According to WaterKiosk Africa co-founder Samuel Kinyanjui, the company ensures inclusivity in its model of operation, ensuring impact-oriented results, engaging community stakeholders, and promoting women as kiosk operators. “Our project installations cut across Kenya, Tanzania, Zanzibar, Somali, Somaliland, Botswana, and Senegal,” says Mr. Kinyanjui.

WaterKiosk Africa also runs an Academy, the WaterKiosk Academy, aiming to train different categories of people, including operators, users, and owners. The training covers basic technology and detailed emphasis on our Solar Desalination System and technology.

So far, Waterkiosk has managed to provide safe and clean water to 30 hospitals with a daily production capacity of 1,000,000 litres, benefiting six million people annually. This has enabled the company to create direct jobs for 55 people and 150 indirectly.

Mr. Kinyanjui notes that during the COVID-19 pandemic, the need for clean hygiene water emerged as one of the critical needs for hospitals, prompting the company to prioritize these institutions more. “The pandemic well demonstrated the critical role hygiene water plays in people’s lives and the safe operation in the health sector. As an emergency response, a solar water desalination project was implemented, to mitigate the impact of the pandemic by supplying over one million litres of hygiene drinking water daily, in 30 key hospitals across East Africa,” he notes.

In addition to ensuring full sustainability and reliability to the beneficiary hospitals with the advantage of having solar-powered systems, ensuring minimal running costs, including staff, costs, repairs, and maintenance. “Further to the system installation, an intensive training exercise was conducted for the operators on technical and management of this landmark project,” he adds.
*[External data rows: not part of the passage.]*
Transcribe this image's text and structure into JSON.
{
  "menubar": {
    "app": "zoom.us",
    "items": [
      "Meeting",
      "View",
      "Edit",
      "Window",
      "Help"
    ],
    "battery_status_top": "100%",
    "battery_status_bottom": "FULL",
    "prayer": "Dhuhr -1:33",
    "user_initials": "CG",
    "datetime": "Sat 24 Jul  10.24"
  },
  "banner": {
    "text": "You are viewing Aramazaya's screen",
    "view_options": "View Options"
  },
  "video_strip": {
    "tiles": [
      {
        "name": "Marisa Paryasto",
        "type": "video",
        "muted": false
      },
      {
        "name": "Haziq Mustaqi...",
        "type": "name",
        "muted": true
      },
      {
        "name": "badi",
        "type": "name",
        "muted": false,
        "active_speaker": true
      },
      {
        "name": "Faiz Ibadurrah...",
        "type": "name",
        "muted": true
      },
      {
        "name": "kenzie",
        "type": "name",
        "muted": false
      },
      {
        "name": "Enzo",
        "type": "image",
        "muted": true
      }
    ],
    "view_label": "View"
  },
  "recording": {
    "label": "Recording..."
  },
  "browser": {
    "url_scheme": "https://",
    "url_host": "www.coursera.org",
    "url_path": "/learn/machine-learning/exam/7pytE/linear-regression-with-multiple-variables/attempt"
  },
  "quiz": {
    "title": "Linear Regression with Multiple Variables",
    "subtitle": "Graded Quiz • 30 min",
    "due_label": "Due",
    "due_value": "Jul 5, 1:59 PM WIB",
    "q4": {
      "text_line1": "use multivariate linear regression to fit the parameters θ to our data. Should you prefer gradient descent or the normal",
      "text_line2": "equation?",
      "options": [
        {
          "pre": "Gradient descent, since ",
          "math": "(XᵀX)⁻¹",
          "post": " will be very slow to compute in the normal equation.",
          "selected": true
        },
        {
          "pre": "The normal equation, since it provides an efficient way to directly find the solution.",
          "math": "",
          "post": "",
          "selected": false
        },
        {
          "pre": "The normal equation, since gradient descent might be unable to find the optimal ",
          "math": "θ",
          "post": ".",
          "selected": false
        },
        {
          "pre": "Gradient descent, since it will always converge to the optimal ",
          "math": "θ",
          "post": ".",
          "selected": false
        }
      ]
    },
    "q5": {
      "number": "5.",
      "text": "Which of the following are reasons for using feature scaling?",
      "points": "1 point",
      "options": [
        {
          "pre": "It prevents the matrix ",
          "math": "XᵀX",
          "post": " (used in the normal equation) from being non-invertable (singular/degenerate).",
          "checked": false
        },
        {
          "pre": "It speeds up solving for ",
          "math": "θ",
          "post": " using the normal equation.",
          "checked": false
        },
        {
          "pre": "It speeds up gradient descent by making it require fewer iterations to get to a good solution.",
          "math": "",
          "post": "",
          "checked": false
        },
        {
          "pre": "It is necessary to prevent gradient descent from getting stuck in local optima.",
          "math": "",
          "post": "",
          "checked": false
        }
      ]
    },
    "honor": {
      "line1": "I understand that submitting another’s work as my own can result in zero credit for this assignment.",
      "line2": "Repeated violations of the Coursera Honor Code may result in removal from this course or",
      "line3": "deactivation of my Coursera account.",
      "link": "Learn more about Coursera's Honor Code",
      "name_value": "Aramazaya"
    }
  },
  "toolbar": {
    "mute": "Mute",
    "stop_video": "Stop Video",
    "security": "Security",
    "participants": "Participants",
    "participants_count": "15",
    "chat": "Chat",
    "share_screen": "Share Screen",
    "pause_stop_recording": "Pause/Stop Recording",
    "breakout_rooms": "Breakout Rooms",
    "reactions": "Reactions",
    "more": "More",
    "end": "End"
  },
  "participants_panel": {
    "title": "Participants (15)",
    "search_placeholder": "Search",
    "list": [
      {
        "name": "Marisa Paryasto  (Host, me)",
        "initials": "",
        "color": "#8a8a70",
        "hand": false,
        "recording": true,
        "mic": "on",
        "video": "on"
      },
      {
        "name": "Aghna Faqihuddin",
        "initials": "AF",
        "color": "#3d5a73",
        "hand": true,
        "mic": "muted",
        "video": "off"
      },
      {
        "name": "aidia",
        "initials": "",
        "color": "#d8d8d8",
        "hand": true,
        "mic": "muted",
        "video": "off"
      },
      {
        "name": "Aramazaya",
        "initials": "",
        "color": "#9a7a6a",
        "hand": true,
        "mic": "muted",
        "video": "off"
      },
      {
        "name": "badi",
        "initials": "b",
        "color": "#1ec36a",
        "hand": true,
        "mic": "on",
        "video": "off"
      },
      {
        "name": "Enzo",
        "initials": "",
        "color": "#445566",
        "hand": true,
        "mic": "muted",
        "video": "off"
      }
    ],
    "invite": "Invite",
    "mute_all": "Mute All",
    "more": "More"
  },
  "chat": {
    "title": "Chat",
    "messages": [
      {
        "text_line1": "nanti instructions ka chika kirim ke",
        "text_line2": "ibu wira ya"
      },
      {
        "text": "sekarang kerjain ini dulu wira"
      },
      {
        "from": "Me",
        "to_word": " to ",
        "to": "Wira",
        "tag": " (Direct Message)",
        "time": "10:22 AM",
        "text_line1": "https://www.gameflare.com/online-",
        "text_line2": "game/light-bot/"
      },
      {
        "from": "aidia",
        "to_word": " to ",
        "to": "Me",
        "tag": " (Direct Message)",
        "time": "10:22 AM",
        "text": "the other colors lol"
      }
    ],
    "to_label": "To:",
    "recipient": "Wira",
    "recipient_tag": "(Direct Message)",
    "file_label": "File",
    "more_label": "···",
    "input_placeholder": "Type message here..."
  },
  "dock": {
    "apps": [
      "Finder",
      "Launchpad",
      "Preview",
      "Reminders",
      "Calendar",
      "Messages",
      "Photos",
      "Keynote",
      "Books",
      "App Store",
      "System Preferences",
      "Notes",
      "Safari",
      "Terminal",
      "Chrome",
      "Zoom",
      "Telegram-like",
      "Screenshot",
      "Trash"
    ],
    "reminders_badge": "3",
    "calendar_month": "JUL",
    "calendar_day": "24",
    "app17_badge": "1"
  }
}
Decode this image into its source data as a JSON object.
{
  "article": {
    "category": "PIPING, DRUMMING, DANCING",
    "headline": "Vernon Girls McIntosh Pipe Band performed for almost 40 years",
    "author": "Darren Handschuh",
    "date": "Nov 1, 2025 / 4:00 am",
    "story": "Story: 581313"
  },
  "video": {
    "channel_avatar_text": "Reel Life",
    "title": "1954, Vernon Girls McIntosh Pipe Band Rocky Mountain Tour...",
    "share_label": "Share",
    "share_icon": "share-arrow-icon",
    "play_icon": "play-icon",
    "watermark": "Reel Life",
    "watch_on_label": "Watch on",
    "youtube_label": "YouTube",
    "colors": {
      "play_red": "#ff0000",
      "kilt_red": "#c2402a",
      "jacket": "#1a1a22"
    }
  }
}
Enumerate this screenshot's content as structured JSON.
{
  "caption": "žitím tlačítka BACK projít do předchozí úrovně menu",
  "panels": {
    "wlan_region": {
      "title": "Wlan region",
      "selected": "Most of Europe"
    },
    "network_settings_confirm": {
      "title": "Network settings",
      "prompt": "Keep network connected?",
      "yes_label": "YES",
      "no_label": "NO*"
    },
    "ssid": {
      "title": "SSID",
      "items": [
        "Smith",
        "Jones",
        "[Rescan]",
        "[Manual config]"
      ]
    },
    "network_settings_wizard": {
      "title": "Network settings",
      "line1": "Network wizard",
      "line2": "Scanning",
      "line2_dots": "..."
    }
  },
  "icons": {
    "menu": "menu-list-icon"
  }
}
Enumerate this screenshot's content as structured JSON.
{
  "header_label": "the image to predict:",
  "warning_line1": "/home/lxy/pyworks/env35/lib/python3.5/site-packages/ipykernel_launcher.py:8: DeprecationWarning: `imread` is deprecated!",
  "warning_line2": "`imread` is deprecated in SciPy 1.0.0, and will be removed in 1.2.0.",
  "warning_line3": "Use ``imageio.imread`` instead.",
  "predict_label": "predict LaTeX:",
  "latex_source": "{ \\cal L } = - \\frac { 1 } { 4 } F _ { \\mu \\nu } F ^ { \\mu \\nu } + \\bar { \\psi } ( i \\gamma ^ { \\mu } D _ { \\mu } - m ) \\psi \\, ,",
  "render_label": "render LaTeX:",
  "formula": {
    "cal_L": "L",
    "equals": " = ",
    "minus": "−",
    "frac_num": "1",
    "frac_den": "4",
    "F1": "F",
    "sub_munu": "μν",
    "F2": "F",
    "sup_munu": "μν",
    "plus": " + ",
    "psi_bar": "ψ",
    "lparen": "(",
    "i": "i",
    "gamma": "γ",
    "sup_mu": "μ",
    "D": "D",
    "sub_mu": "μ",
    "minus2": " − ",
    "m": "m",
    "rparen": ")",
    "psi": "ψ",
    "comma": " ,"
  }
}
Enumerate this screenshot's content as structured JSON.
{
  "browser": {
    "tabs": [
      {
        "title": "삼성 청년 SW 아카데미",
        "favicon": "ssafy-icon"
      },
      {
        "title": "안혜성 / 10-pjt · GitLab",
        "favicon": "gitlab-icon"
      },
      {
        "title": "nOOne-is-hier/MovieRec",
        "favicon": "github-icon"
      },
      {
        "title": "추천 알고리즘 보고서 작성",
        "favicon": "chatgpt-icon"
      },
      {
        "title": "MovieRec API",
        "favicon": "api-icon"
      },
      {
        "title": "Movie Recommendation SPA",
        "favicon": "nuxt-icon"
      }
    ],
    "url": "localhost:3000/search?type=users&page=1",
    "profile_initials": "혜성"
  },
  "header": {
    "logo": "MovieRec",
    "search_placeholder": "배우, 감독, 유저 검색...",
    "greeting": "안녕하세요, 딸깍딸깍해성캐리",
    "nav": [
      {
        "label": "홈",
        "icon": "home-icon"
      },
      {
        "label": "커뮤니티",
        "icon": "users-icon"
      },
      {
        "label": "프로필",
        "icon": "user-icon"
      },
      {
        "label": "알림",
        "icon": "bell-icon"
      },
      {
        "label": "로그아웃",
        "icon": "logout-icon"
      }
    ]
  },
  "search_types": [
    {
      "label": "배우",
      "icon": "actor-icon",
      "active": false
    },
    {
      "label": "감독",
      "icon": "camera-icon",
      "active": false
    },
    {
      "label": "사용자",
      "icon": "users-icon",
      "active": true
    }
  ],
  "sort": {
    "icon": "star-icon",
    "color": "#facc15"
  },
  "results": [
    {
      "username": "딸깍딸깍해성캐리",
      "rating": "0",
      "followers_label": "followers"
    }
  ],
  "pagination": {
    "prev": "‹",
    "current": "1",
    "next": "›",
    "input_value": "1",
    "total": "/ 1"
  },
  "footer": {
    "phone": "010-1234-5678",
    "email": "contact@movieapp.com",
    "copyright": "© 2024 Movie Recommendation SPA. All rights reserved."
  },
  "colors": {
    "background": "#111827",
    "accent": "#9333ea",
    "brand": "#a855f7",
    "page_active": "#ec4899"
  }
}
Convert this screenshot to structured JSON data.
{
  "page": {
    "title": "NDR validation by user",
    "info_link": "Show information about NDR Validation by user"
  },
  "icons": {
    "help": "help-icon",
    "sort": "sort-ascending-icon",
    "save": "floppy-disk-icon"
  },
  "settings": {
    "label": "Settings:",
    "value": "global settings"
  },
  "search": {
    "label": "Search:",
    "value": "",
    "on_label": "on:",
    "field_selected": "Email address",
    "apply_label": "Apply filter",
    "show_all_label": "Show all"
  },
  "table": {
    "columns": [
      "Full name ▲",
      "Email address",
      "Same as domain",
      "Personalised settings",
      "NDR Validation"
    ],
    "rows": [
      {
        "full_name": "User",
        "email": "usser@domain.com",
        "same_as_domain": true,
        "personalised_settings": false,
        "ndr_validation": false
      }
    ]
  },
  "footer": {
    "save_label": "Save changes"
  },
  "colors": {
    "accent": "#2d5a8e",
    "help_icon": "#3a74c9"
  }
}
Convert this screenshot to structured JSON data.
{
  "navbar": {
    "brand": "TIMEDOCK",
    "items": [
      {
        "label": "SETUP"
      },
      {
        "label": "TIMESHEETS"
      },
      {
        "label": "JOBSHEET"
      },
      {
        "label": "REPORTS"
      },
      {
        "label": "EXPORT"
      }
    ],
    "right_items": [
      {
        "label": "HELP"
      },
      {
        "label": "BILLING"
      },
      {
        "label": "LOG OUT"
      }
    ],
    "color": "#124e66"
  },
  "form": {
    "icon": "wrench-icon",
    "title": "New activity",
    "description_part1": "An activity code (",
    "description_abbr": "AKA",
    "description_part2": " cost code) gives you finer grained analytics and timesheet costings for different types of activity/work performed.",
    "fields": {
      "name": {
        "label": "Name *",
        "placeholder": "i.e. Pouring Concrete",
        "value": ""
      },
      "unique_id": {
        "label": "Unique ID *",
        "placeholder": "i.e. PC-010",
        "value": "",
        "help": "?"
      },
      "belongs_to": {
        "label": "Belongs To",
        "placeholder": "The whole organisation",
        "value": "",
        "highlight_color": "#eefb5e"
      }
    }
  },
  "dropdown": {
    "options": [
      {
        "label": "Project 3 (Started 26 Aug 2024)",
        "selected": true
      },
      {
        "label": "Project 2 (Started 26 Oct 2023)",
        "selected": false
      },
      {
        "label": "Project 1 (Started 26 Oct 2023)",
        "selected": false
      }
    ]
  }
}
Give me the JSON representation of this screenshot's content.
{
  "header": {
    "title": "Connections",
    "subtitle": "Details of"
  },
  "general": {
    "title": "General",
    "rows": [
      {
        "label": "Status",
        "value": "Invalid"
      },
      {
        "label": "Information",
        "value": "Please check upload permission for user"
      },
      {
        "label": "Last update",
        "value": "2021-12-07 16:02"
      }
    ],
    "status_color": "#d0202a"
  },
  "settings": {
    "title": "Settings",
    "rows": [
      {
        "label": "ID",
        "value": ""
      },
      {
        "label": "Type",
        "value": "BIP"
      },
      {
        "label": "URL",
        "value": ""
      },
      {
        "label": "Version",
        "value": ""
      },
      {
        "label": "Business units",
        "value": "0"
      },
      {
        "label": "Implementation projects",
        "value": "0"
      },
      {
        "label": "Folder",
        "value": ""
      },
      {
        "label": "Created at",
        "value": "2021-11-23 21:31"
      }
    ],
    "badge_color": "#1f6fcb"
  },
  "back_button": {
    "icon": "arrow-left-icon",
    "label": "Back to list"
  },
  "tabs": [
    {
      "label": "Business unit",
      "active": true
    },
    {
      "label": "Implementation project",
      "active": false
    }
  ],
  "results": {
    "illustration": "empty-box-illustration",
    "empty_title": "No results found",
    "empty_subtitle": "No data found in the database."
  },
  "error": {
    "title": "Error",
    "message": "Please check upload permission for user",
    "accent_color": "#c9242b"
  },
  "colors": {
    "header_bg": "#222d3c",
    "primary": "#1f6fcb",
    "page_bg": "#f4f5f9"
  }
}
The Solar Water desalination systems installed in the beneficiary hospitals vary between 20,000 litres per day to 100,000 litres per day. The project was under a donation program supported via the development program which DEG implements on behalf of the German Ministry of Economic Corporation and Developments (BMZ) and the Technology Partner, Boreal Light GmbH.

The treatment process starts by filtering contaminated resources, removing 99 percentage of Total Dissolved Solids (TDS) to produce clean water, devoid of organic/inorganic contaminants, bacteria, and viruses, all powered directly powered by Solar energy without expensive battery storage. Designed as an independent, low-maintenance, off-grid system, the desalination system operates without diesel generators or grid connections, using DC electricity from solar panels. A small solar array suffices for its power needs, making it ideal for areas lacking clean water access. The installed systems are monitored remotely, ensuring optimal system performance.

“We ensure the content of minerals and the pH in water is according to the standards placed by the World Health Organisation and Kenya Standards Act,” he adds. Identification of the facility that needs water is dependent on several factors that include the need for clean hygiene water, a facility with a bed capacity of 25 and above, and one with an existing saline borehole.

Mr. Kinyanjui notes that currently the company has covered Kenya and Tanzania with respect to the hospital Solar water desalination project, and dispensing over one million litres of clean hygiene per day. “We are looking at expanding and dispensing over 10 million litres per day of hygiene clean water, covering the continent of Africa with similar replications as a target,” adds Mr. Kinyanjui.

He adds that as the company expands in Kenya, they look forward to having more impact and footprint in Africa with a focus on to the Solar Water Desalination project for drinking water, irrigation water, and sanitation water. “The bigger future is to pursue the possibility of getting more Social-impact partners as well as commercial partners to increase the clean water access, not only to the hospitals but the entire selected Counties in Kenya and not only on clean water supply but also on solar power supply for the hospitals and institutions. Thereby making residents and institutions in these selected Counties, water and power independent, impacting more people, more people trained, and more beneficiaries of clean water and solar power,” he adds.